After Joshua and I had parted company.  I went to work for a few hours and then got ready for a date — a formal dance I was going to with a man named Ryan.

Now, Ryan and I were very close friends, and sometimes we acted as tho we liked each other, but the truth was that the woman he wanted to marry was away from home serving a mission for the mainstream LDS Church, and I was just a placeholder until she came home a few months later.  I wasn’t particularly into him either, but we got along splendidly, and our relationship was convenient.  We carpooled to school together, worked on our Calculus 3 homework together, hung out as friends on the weekend, and when one of us needed an official date for an event, the other person was usually available.

(As a side note, two fun stories: After his girlfriend got home from her mission, Ryan and she came together to my wedding reception, which was so romantic that they ended up getting engaged at it.  They’re still happily married and have half a dozen kids.  He’s a successful engineer, so I guess it worked out for him to study calculus with me, ha ha.  Another guy I dated met someone at my wedding reception, soon afterwards they started dating, later they were also engaged.  Have you ever heard of a wedding reception so romantic?)

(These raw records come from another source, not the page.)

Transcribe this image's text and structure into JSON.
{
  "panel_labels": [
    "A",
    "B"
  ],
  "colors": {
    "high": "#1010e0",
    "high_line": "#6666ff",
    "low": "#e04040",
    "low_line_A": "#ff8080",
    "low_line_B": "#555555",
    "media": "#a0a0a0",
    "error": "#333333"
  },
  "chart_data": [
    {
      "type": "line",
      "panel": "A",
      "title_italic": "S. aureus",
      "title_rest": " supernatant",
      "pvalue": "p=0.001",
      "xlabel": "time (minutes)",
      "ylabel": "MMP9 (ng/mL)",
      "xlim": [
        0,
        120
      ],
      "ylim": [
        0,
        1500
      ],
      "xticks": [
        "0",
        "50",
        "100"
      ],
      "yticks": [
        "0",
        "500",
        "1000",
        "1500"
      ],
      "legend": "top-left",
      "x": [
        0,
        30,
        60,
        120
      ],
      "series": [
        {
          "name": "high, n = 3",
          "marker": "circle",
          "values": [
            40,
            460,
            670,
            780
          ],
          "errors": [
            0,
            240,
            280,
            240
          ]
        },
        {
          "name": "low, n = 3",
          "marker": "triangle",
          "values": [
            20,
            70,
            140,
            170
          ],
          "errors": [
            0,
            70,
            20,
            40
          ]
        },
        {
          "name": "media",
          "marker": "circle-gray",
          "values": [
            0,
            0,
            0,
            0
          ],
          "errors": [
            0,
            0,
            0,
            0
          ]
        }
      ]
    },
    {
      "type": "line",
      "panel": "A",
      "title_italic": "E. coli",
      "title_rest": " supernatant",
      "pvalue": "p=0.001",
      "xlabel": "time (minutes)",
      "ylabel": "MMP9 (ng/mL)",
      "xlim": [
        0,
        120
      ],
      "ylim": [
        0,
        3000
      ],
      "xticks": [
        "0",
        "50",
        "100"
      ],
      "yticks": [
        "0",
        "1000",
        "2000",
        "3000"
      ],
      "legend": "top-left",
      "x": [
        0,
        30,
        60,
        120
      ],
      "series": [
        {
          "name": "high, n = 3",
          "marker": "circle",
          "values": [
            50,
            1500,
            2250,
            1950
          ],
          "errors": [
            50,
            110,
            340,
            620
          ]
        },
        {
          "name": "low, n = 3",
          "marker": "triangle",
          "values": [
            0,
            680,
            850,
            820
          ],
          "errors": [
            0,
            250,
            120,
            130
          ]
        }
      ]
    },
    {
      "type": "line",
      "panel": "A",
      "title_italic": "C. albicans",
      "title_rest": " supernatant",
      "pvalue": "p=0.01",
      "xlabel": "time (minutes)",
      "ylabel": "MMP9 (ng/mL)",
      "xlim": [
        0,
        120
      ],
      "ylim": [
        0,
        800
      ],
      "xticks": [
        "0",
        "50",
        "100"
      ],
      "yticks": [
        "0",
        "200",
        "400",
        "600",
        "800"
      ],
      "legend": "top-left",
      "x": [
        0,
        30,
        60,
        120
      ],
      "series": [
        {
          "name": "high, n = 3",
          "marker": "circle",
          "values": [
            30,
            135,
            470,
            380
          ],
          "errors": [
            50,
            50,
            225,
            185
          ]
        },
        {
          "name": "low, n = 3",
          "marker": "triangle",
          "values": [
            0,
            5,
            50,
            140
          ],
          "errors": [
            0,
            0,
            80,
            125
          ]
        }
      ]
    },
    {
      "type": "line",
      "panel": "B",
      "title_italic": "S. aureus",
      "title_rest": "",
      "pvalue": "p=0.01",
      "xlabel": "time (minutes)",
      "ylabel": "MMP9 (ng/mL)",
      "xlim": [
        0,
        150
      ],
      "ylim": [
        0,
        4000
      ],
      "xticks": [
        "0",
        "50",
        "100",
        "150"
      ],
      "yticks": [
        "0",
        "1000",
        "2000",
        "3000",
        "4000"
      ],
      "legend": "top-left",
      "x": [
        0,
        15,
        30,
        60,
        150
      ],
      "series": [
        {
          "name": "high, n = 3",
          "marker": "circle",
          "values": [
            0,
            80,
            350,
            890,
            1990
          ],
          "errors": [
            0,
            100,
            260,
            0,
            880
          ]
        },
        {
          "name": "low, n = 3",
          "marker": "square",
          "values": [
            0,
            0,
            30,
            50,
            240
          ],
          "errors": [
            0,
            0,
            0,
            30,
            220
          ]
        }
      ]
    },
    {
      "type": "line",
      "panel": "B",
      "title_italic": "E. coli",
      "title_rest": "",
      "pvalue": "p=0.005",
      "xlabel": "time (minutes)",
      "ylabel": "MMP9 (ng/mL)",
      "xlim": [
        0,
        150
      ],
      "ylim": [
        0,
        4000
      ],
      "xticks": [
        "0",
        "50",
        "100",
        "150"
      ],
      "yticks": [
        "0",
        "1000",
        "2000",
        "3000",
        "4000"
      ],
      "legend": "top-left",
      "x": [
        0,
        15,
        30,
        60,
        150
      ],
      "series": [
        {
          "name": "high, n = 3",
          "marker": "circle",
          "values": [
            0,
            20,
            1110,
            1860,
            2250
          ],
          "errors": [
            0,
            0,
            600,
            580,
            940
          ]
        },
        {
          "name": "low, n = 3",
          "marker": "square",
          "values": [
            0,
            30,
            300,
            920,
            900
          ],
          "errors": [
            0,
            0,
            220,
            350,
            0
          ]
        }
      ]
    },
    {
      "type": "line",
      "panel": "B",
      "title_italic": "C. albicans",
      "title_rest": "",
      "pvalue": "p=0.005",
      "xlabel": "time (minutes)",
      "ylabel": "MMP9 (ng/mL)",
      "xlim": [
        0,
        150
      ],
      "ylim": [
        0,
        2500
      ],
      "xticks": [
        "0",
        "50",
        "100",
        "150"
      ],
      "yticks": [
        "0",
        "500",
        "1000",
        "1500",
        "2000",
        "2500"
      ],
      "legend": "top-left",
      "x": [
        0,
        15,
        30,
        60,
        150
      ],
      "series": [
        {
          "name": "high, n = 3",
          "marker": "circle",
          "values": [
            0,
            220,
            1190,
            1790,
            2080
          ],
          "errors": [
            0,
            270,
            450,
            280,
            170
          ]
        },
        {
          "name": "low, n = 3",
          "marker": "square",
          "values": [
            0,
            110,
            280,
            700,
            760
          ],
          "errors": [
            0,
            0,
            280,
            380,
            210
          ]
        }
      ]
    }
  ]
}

I had asked my friend to do my hair in a fancy up-do for the dance with Ryan, and while she worked, I chatted endlessly about this man named Joshua I had met at school that day.  I don’t know how I came up with so much to say about someone I’d only talked to for a quarter of an hour, but you and I both know how silly girls can be.

At some point in the course of our conversation I told her, “I think I’m going to marry him!”  She responded by telling me I was crazy.  (I still have the professional photo taken of Ryan and me at the formal dance, and it’s one of my favorites because of the fond memories I have of that day and even of my hairdo.)

I couldn’t stop thinking about Joshua for days, and he must have had a similar weekend.  On Monday he got my phone number from our professor (with my permission), called me up, and the rest of our story is for future chapters.